Jean-Bernard, les mains enfoncées dans ses poches, lève les yeux au plafond et dit :
– Et elle nous avance à quoi ta définition, Jérémie ?

Audrey reprend :
– Eh bien je crois que ça change pas mal de choses. D’abord on peut se demander qui perçoit la situation, et comment, avant de se précipiter sur une solution. Et on peut se demander si vraiment cette solution apporte quelque chose qui va contribuer à ce qui est souhaité…
– Mais concrètement ? interrompt Jean-Bernard.

Tu vois où Audrey veut en venir dans son explication. Tu essayes de compléter :
– Concrètement, on se demande ce qui manque, aussi bien à la définition du problème qu’à sa solution.
– Mais concrètement ?

Audrey enchaîne :
– Eh bien par exemple, si on ne comprend pas la story, on sollicite le P.O. Si le P.O. n’est pas disponible, on cherche un moyen de l’aider à se rendre plus disponible, ou bien on cherche à diviser la story, en se demandant : qu’est-ce qui est déjà clair, sans ambiguïté, cohérent dans cette story et que l’on puisse l’implémenter tout de suite ?

Jérémie ajoute :
– C’est un exemple. Disons que ce qui a changé, c’est que désormais, nous nous donnons un certaine marge de manœuvre pour comprendre, voire définir le problème à résoudre, avec l’aide du P.O.
– Je vois, dit Jean-Bernard. Mais l’inconvénient avec cette façon de faire, c’est qu’il faut discuter avec votre P.O, hors de quoi vous risquez de remodeler les stories n’importe comment.
– De toute évidence, énonce Jérémie, la disponibilité de ceux qui sont intéressés en premier lieu par la résolution du problème, compte énormément.
– En somme, il vous faut un P.O tout le temps disponible.

Audrey intervient :
– Pas tout le temps, loin de là. Mais régulièrement.

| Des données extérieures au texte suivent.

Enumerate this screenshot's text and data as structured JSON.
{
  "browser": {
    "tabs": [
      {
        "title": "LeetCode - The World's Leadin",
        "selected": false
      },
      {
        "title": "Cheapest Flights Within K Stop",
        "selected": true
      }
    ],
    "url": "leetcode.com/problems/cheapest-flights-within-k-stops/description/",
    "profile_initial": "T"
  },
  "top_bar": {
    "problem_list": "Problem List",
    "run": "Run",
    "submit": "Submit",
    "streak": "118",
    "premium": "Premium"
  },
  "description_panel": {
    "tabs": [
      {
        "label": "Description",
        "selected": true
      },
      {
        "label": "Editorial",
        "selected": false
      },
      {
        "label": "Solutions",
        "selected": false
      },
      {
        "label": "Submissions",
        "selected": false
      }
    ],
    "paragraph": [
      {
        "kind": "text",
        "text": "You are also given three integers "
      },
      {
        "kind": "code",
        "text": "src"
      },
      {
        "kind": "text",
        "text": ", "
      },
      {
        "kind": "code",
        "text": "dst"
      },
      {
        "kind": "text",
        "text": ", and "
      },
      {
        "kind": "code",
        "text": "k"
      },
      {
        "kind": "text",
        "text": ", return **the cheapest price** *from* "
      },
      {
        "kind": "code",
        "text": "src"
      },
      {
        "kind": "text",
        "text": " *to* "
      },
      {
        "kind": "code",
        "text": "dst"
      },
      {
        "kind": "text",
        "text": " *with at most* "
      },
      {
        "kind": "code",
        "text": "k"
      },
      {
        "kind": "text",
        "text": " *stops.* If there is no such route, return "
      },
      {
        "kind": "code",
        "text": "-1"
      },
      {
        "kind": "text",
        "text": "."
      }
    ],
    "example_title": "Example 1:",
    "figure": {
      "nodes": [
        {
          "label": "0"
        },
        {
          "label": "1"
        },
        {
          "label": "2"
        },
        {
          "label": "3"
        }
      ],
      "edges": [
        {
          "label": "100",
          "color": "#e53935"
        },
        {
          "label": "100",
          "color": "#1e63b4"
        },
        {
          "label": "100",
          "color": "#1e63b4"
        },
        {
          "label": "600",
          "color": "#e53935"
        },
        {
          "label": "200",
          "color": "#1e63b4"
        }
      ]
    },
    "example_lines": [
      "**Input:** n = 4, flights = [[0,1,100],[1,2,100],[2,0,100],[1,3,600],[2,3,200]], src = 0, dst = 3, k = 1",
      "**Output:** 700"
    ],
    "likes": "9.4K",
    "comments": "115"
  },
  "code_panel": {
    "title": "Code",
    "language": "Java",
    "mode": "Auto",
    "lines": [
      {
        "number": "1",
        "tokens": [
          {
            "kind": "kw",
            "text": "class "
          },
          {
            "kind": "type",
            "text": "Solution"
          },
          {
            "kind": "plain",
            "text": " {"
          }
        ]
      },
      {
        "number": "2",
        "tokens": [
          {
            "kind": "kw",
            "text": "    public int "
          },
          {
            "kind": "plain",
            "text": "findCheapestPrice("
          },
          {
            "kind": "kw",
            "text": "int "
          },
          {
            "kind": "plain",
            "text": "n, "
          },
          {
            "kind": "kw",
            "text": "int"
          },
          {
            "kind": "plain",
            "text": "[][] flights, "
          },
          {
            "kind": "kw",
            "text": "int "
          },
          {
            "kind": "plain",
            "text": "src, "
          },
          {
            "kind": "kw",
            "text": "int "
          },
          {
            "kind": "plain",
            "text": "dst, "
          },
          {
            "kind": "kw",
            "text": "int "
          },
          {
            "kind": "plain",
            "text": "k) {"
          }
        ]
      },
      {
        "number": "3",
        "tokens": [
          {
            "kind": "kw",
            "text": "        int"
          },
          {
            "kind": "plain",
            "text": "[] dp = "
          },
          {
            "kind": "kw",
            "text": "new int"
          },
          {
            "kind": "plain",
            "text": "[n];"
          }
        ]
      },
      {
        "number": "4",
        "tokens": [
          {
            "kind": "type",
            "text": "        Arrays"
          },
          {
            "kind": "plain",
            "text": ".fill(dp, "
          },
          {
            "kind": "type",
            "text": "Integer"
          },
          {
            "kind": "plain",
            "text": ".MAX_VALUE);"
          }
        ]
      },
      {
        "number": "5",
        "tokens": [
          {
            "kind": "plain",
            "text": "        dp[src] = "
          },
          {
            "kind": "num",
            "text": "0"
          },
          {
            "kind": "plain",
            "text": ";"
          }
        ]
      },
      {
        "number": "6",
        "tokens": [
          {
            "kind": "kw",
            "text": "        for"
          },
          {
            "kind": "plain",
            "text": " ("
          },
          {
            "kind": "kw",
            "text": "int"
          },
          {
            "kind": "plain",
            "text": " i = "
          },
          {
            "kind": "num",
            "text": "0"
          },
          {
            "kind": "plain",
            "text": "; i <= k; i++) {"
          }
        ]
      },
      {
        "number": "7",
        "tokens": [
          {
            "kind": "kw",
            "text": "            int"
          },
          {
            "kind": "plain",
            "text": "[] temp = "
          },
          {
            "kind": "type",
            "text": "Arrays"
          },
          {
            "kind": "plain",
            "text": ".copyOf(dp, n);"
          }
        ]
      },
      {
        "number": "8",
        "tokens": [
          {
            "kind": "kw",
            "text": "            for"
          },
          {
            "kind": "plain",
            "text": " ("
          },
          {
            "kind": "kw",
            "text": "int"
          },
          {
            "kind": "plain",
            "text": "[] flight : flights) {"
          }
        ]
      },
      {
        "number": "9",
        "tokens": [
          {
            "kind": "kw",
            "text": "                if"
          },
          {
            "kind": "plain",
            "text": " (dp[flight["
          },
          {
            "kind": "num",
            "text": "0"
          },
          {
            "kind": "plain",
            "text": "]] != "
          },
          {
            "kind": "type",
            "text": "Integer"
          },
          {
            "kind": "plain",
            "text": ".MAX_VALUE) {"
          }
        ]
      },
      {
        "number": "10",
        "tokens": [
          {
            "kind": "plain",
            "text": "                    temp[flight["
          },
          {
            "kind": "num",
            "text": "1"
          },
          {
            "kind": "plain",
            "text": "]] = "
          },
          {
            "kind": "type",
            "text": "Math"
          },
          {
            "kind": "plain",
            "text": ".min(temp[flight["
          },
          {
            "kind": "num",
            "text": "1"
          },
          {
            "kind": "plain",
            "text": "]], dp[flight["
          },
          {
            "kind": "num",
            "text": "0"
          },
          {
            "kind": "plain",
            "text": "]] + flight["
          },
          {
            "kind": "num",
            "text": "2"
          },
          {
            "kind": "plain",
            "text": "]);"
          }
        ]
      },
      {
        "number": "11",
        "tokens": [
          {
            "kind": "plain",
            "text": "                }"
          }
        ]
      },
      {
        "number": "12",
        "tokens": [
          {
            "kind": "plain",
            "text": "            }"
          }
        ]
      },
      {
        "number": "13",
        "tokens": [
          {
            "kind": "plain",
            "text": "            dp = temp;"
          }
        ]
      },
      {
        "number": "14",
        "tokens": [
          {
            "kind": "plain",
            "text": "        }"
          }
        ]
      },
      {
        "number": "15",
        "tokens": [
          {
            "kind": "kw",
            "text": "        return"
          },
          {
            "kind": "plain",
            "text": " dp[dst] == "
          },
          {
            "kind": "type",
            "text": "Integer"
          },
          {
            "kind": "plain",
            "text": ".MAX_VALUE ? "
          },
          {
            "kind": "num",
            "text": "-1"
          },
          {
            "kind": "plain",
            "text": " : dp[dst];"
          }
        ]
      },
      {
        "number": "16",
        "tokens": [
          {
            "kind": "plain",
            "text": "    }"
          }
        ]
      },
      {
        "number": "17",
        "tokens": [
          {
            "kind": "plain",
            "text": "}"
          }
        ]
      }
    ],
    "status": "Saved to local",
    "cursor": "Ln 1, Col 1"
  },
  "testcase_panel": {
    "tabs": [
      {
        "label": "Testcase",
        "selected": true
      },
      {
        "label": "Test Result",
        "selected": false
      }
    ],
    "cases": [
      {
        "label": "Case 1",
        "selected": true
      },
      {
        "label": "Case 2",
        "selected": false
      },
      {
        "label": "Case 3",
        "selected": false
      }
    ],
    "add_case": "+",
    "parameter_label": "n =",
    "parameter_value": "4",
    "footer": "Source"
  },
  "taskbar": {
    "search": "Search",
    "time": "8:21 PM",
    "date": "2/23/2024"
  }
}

Jean-Bernard se lève et se dirige vers la porte en disant :
– Bon. Une marge de manœuvre. Ce n’est pas très clair, tout ça. Merci quand même. Il faudra qu’on en reparle.

Jérémie commence à rassembler ses affaires puis se retourne, et dit :
– Ah oui, et on écrit beaucoup plus de tests, également…

Tu ajoutes :
– Exact. Et on ne met plus en production du code écrit en solo.

Mais Jean-Bernard a déjà quitté le bureau.


(à suivre)
Episodes Précédents :
1 — Si le code pouvait parler
2 — Voir / Avancer
3 — Communication Breakdown
4 — Driver / Navigator
5 — Brown Bag Lunch
6 — Conseils à emporter
7 — Crise / Opportunité
8 — Le Cinquième Étage
9 — Que faire ?
10 — Soit… Soit…
11 — Boîtes et Flêches
12 — Le prochain Copil
13 — La Faille
14 — Poussière
15 — L’hypothèse et la Règle
16 – Déplacements
17 — Jouer et ranger
18 — Arrangements
19 — Mise au point
20 — Expérimentation
21 — Échantillons
22 — Non-conclusions
23 — Non-décisions
24 — Épisode neigeux
25 — Fusions et confusions
26 — Débarquement
27 — Tempête
28 — Embardée
29 — Aménagement
30 — Interruptions
31 — Normalisation
32 — Outsiders
33 — Fabrication
34 — Observation
35 — Perturbations
36 — Conclusions
37 — Nouvelle Donne
38 — Transaction
39 — Mutation
40 — Exclusion Mutuelle
41 — Préemption
42 — Démonstration
43 — Conversation
44 — Exception
45 — Explications
46 — Télescopage
47 — Négociations
48 — Plaques tournantes
49 — Cocktail

Auteur d'origine: Christophe Thibaut
Projet IT : S’adapter à un monde qui change – Gest...
Feed Import (9 août 2018)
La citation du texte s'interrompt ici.